I have been pondering over this question for a couple of days now and maybe got lost in the details. I am a Psych Grad student, so my stats knowledge is not as deep as I would wish for.
I did an experiment with the following design: participants watched some videos and answered questions about them afterwards. All participants answered the same questions. One of the questions, the dependent variable, is dichotomous. Did they answer the question correctly or not (1/0). The other question of interest (IV1) is dichotomous too and of the same kind, just asking for another aspect of the videos. And the last Variable is about the category of video the question is targeting (1/2/3/4). So:
- DV: dichotomous
- IV1: dichotomous
- IV2: categorical
My hypothesis is that people performing well in IV1 in category 4 of IV2 will perform worse for the DV.
As the counts of DV anf IV1 depend on the performance of the participants, the design is unbalanced.
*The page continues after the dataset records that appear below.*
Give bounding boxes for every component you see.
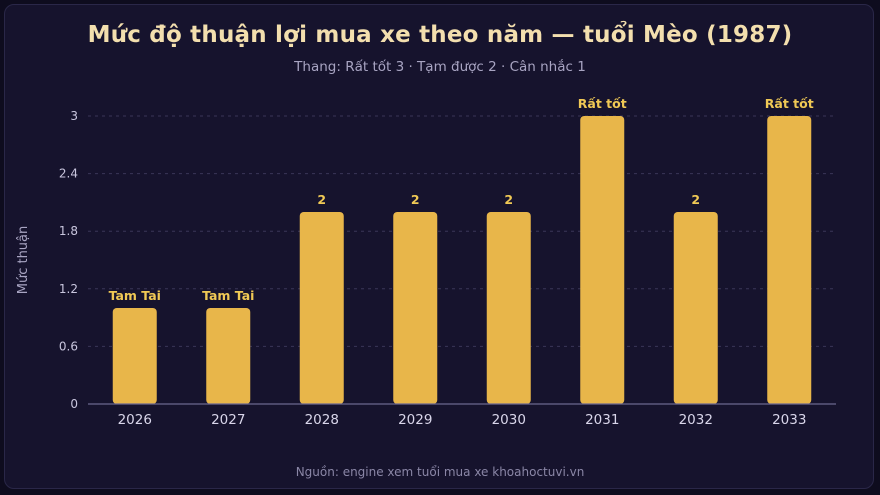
- x-tick-label: 2030: [492, 412, 526, 428]
- x-tick-label: 2027: [211, 412, 245, 428]
- bar-2029: [393, 212, 438, 404]
- source-footer: Nguồn: engine xem tuổi mua xe khoahoctuv…: [295, 465, 585, 479]
- bar-2031: [580, 116, 625, 404]
- y-tick-label: 0: [70, 397, 78, 411]
- y-tick-label: 1.2: [59, 282, 78, 296]
- bar-2027: [206, 308, 251, 404]
- y-tick-label: 0.6: [59, 339, 78, 353]
- data-label: Tam Tai: [202, 288, 254, 303]
- y-tick-label: 1.8: [59, 224, 78, 238]
- x-tick-label: 2026: [118, 412, 152, 428]
- bars: [112, 116, 812, 404]
- bar-2033: [767, 116, 812, 404]
- data-labels: Tam Tai Tam Tai 2 2 2 Rất tốt 2 Rất tốt: [109, 96, 814, 303]
- data-label: Tam Tai: [109, 288, 161, 303]
- y-axis-ticks: 0 0.6 1.2 1.8 2.4 3: [59, 109, 78, 411]
- data-label: 2: [411, 192, 420, 207]
- x-tick-label: 2031: [585, 412, 619, 428]
- y-tick-label: 3: [70, 109, 78, 123]
- y-axis-title: Mức thuận: [16, 226, 31, 295]
- bar-2026: [112, 308, 157, 404]
- gridlines: [88, 115, 836, 347]
- x-tick-label: 2029: [398, 412, 432, 428]
- bar-2028: [299, 212, 344, 404]
- x-tick-label: 2032: [679, 412, 713, 428]
- x-tick-label: 2028: [305, 412, 339, 428]
- bar-2032: [673, 212, 718, 404]
- data-label: 2: [504, 192, 513, 207]
- data-label: 2: [317, 192, 326, 207]
- chart-subtitle: Thang: Rất tốt 3 · Tạm được 2 · Cân nhắc…: [294, 59, 586, 75]
- x-axis-ticks: 2026 2027 2028 2029 2030 2031 2032 2033: [118, 412, 807, 428]
- data-label: Rất tốt: [578, 96, 627, 111]
- chart-title: Mức độ thuận lợi mua xe theo năm — tuổi …: [87, 22, 793, 48]
- bar-2030: [486, 212, 531, 404]
- y-tick-label: 2.4: [59, 167, 78, 181]
- x-tick-label: 2033: [772, 412, 806, 428]
- data-label: Rất tốt: [765, 96, 814, 111]
- data-label: 2: [691, 192, 700, 207]
- chart-card: [4, 4, 874, 489]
In every single paper of my field and specific research subject, everyone uses repeated measures ANOVAS. And reading a little, it looks like the thing I could do is an unbalanced Type-II-SS ANOVA. On the other hand I found a paper (here) that says ANOVA for dichot. variables is okay, but the design needs to be balanced, if I got it right. And in general, an ANOVA will only show me THAT there is an impact of the IV on the DV, not in which direction. So - when doing this in R - could I first create the linear model
mod1 <- lm(DV ~ IV1, IV2)
and then put this into Anova(mod1, type = 2) and see what kind of effects I find? And if I find one, lets say for IV1, then I can suggest the direction based on the intercept of the lm?
For the post-hoc tests, I would do pairwise t-tests and I read somewhere that in R glth() of the multicomp-package could do the job.
I also thought of correlations using the phi-coeff. and chi². But then again, I'd have several correlations and would need to compare those too somehow.
So: Is an unbalanced ANOVA the way to go for me? All papers before me did it, I could just do it. But I want to make sure it really is the correct approach, statistically. Another suggestion I got was doing a logistic regression. But as far as I read about it, this won't work with my kind of IVs. And if I do the ANOVA, can I do the lm approach to tell something about the direction of effect?